How to Manage Pests
UC Pest Management Guidelines
Several kinds of stink bugs feed on cucurbits, but all are similar in life history and damage. Adult stink bugs are distinctly shield shaped, about 1/2 inch (1.3 cm) long and either brown or green. Some species have red, pink, or yellow markings. Eggs are laid in about fourteen to a cluster and are barrel-shaped with circular lids. Initially they are pearly white and later turn cream colored or pinkish just before hatching. For consperse stink bugs, a row of spines encircle the top of the eggs; the other species have concentric black rings on top of the eggs. Early nymphal stages resemble the adults in shape, but have various markings and patterns and no wings.

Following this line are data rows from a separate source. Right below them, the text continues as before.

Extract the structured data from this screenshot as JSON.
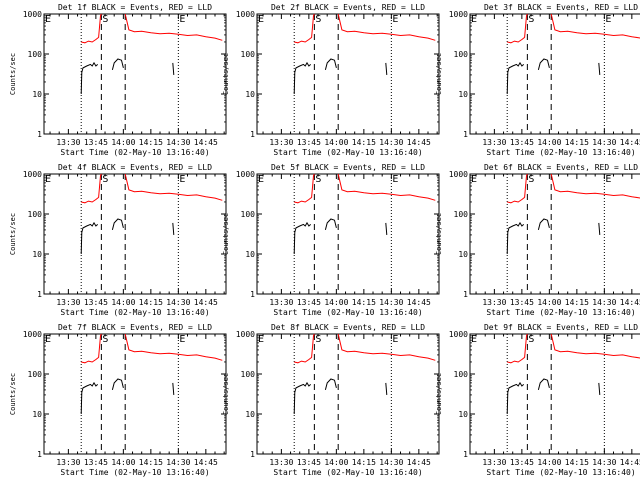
{
  "panel_titles": [
    "Det 1f BLACK = Events, RED = LLD",
    "Det 2f BLACK = Events, RED = LLD",
    "Det 3f BLACK = Events, RED = LLD",
    "Det 4f BLACK = Events, RED = LLD",
    "Det 5f BLACK = Events, RED = LLD",
    "Det 6f BLACK = Events, RED = LLD",
    "Det 7f BLACK = Events, RED = LLD",
    "Det 8f BLACK = Events, RED = LLD",
    "Det 9f BLACK = Events, RED = LLD"
  ],
  "colors": {
    "events": "#000000",
    "lld": "#ff0000",
    "axes": "#000000",
    "background": "#ffffff"
  },
  "chart_data": {
    "type": "line",
    "layout": "3x3 small multiples",
    "xlabel": "Start Time (02-May-10 13:16:40)",
    "ylabel": "Counts/sec",
    "x_ticks": [
      "13:30",
      "13:45",
      "14:00",
      "14:15",
      "14:30",
      "14:45"
    ],
    "x_tick_minutes": [
      0,
      15,
      30,
      45,
      60,
      75
    ],
    "xlim_minutes": [
      -13.3,
      86
    ],
    "y_scale": "log",
    "y_ticks": [
      "1",
      "10",
      "100",
      "1000"
    ],
    "y_tick_values": [
      1,
      10,
      100,
      1000
    ],
    "ylim": [
      1,
      1000
    ],
    "dotted_markers_minutes": [
      7,
      60
    ],
    "dashed_markers_minutes": [
      18,
      31
    ],
    "marker_labels": [
      {
        "text": "E",
        "at_minutes": -13.3
      },
      {
        "text": "S",
        "at_minutes": 18
      },
      {
        "text": "E",
        "at_minutes": 60
      }
    ],
    "series": [
      {
        "name": "LLD",
        "color": "#ff0000",
        "segments": [
          {
            "x": [
              7,
              9,
              11,
              13,
              15,
              16.5,
              17.5,
              18
            ],
            "y": [
              200,
              190,
              210,
              200,
              230,
              260,
              900,
              1000
            ]
          },
          {
            "x": [
              31,
              33,
              36,
              40,
              45,
              50,
              55,
              60,
              65,
              70,
              75,
              80,
              84
            ],
            "y": [
              1000,
              400,
              360,
              370,
              340,
              320,
              330,
              310,
              290,
              300,
              270,
              250,
              220
            ]
          }
        ]
      },
      {
        "name": "Events",
        "color": "#000000",
        "segments": [
          {
            "x": [
              7,
              7.3,
              8,
              10,
              12,
              13,
              14,
              15,
              16
            ],
            "y": [
              10,
              35,
              45,
              50,
              55,
              50,
              60,
              50,
              55
            ]
          },
          {
            "x": [
              24,
              25,
              27,
              29,
              30
            ],
            "y": [
              40,
              60,
              75,
              70,
              45
            ]
          },
          {
            "x": [
              57,
              57.5
            ],
            "y": [
              60,
              30
            ]
          }
        ]
      }
    ]
  }
}
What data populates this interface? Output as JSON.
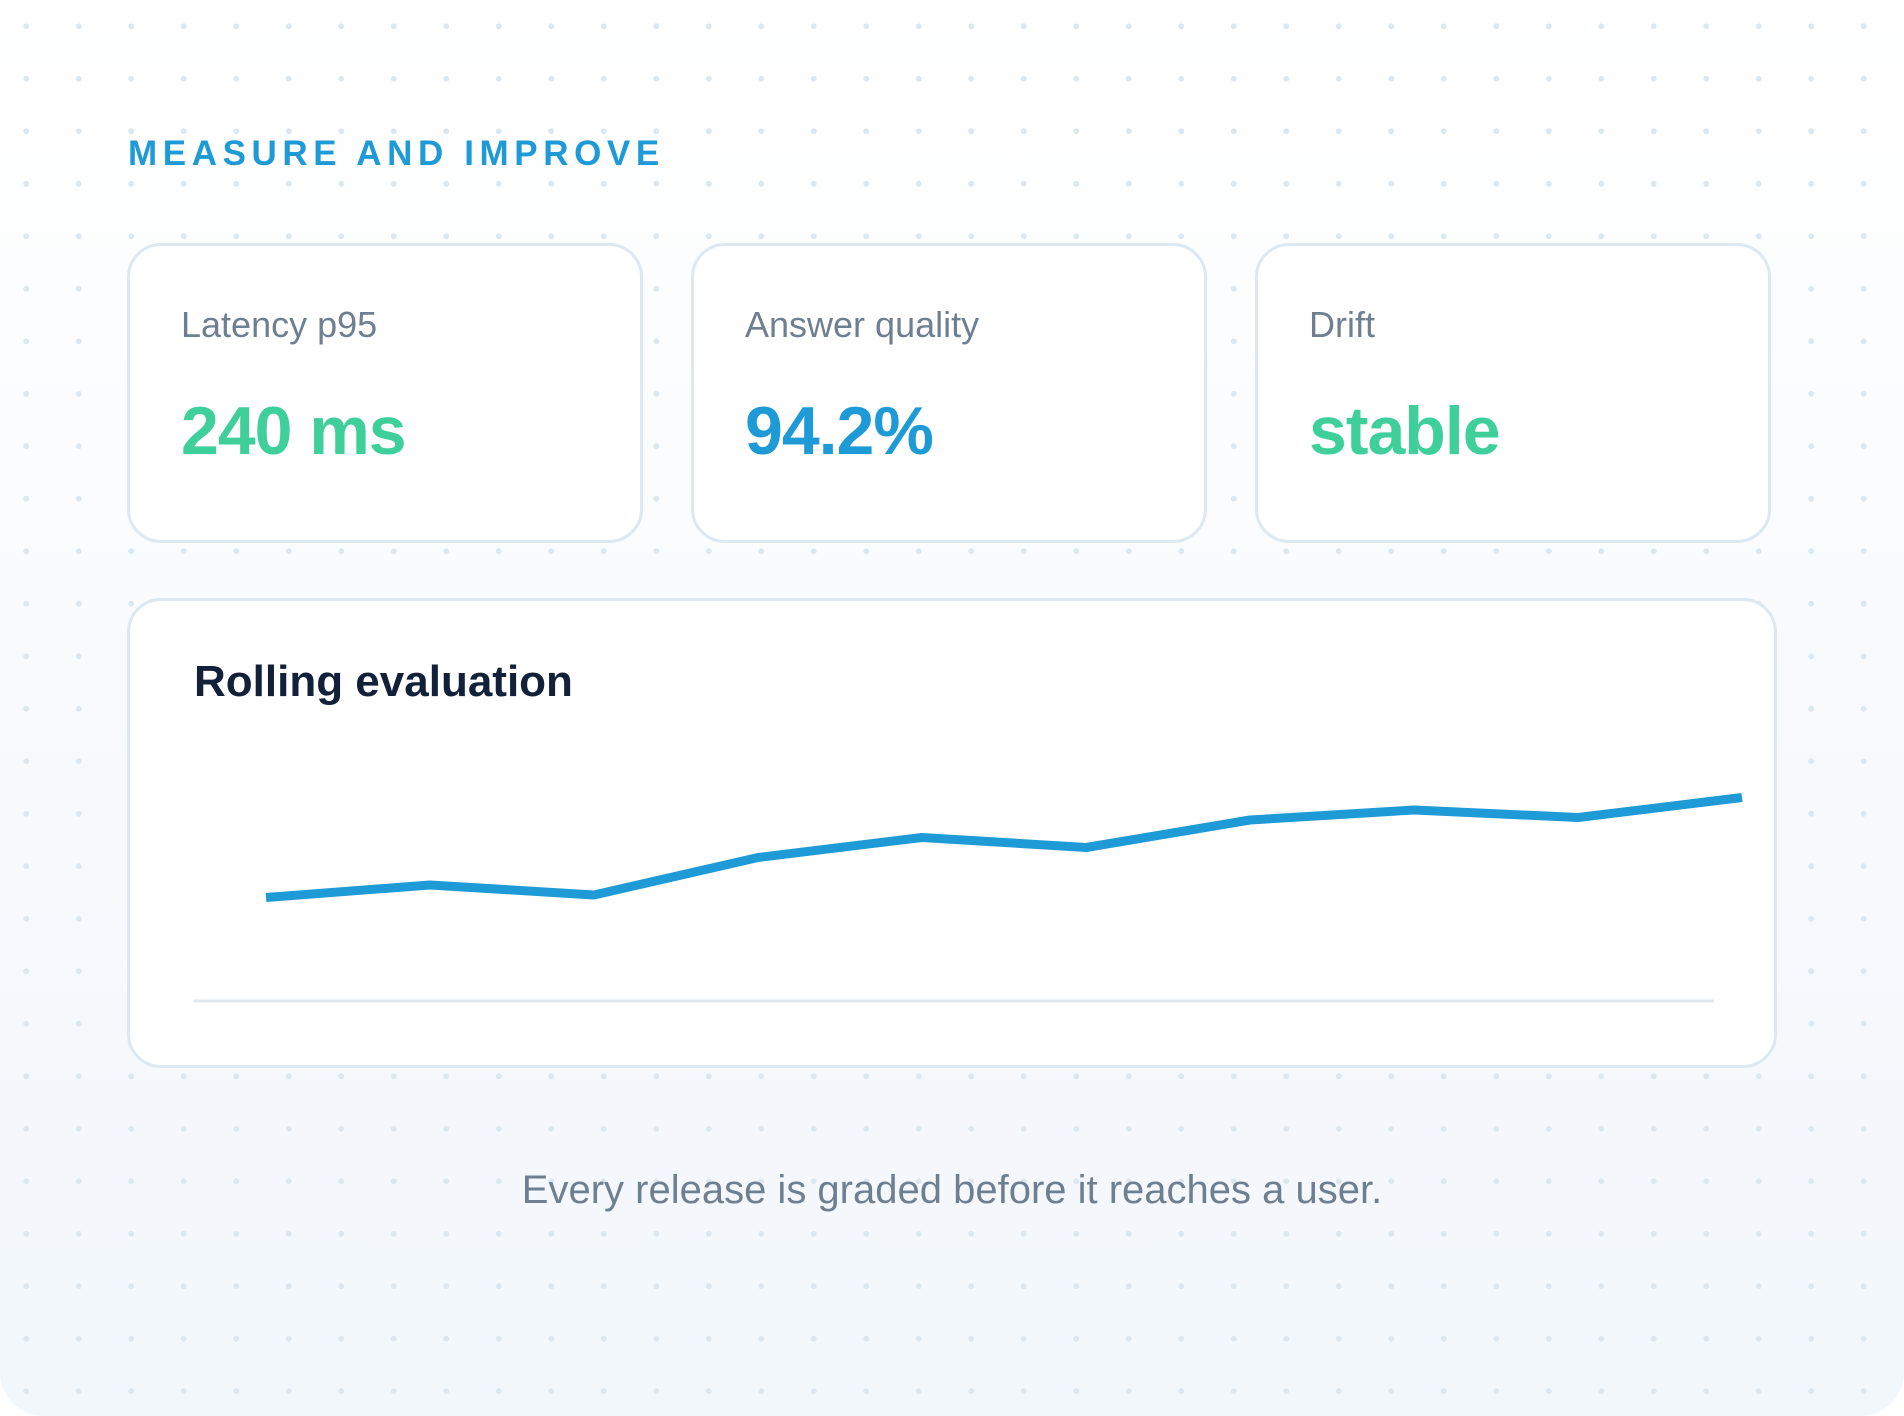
{
  "header": {
    "eyebrow": "MEASURE AND IMPROVE"
  },
  "stats": [
    {
      "label": "Latency p95",
      "value": "240 ms",
      "color": "#3ecf9a"
    },
    {
      "label": "Answer quality",
      "value": "94.2%",
      "color": "#1e9bd7"
    },
    {
      "label": "Drift",
      "value": "stable",
      "color": "#3ecf9a"
    }
  ],
  "chart": {
    "title": "Rolling evaluation",
    "line_color": "#1e9bd7",
    "baseline_color": "#dde8f1"
  },
  "chart_data": {
    "type": "line",
    "title": "Rolling evaluation",
    "xlabel": "",
    "ylabel": "",
    "x": [
      1,
      2,
      3,
      4,
      5,
      6,
      7,
      8,
      9,
      10
    ],
    "series": [
      {
        "values": [
          0.27,
          0.32,
          0.28,
          0.43,
          0.51,
          0.47,
          0.58,
          0.62,
          0.59,
          0.67
        ]
      }
    ],
    "ylim": [
      0,
      1
    ],
    "grid": false,
    "legend": "none"
  },
  "footer": {
    "caption": "Every release is graded before it reaches a user."
  }
}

Nymphs develop prominent wing pads as fourth and fifth instars.
The green stink bug is bright green with the entire lateral margin lined yellow, orange, or reddish. It is slightly larger (0.6–0.9 inch or 1.5–2.2 cm in length) and less common than the redshouldered stink bug, which is predominantly green with a narrow red band across the shoulder, although sometimes the band is absent. Consperse stink bugs have gray brown to green bodies with yellow to orange legs and antennae with darkened tips. The body and legs are covered with small, black specks and the undersurface of the body varies from gray to green. Say's stink bugs have green and yellow colors on the head and back, are covered with tiny white flecks, have three pale spots at the base of the scutellum, and appear distinctly rounded when seen from above. These bugs develop in trees and weeds and move into green plants. Do not confuse these stink bugs with the rough stink bug, a predator that is speckled white and gray and is quite common in many crop areas throughout the year.
Feeding on immature fruit can cause growth distortion as well as irregular surface and internal spots on fruit at any time.
Stink bugs are sporadic and spotty seasonal pests. Adults overwinter on the ground under leaves, in orchards, legume crops, blackberries, or on certain weeds such as Russian thistle, mustards, and little mallow (cheeseweed). During mid- to late summer, populations can become quite high. These pests often move from undisturbed areas such as weedy fields and ditchbanks as well as from riparian areas into crops. Monitor such adjacent areas to eliminate any surprise infestations. Check developing fruit for stink bugs. Time applications after the majority of eggs have hatched and nymphs are easily found. Individuals tend to hide by moving to the opposite side of the plant or fruit surface being observed.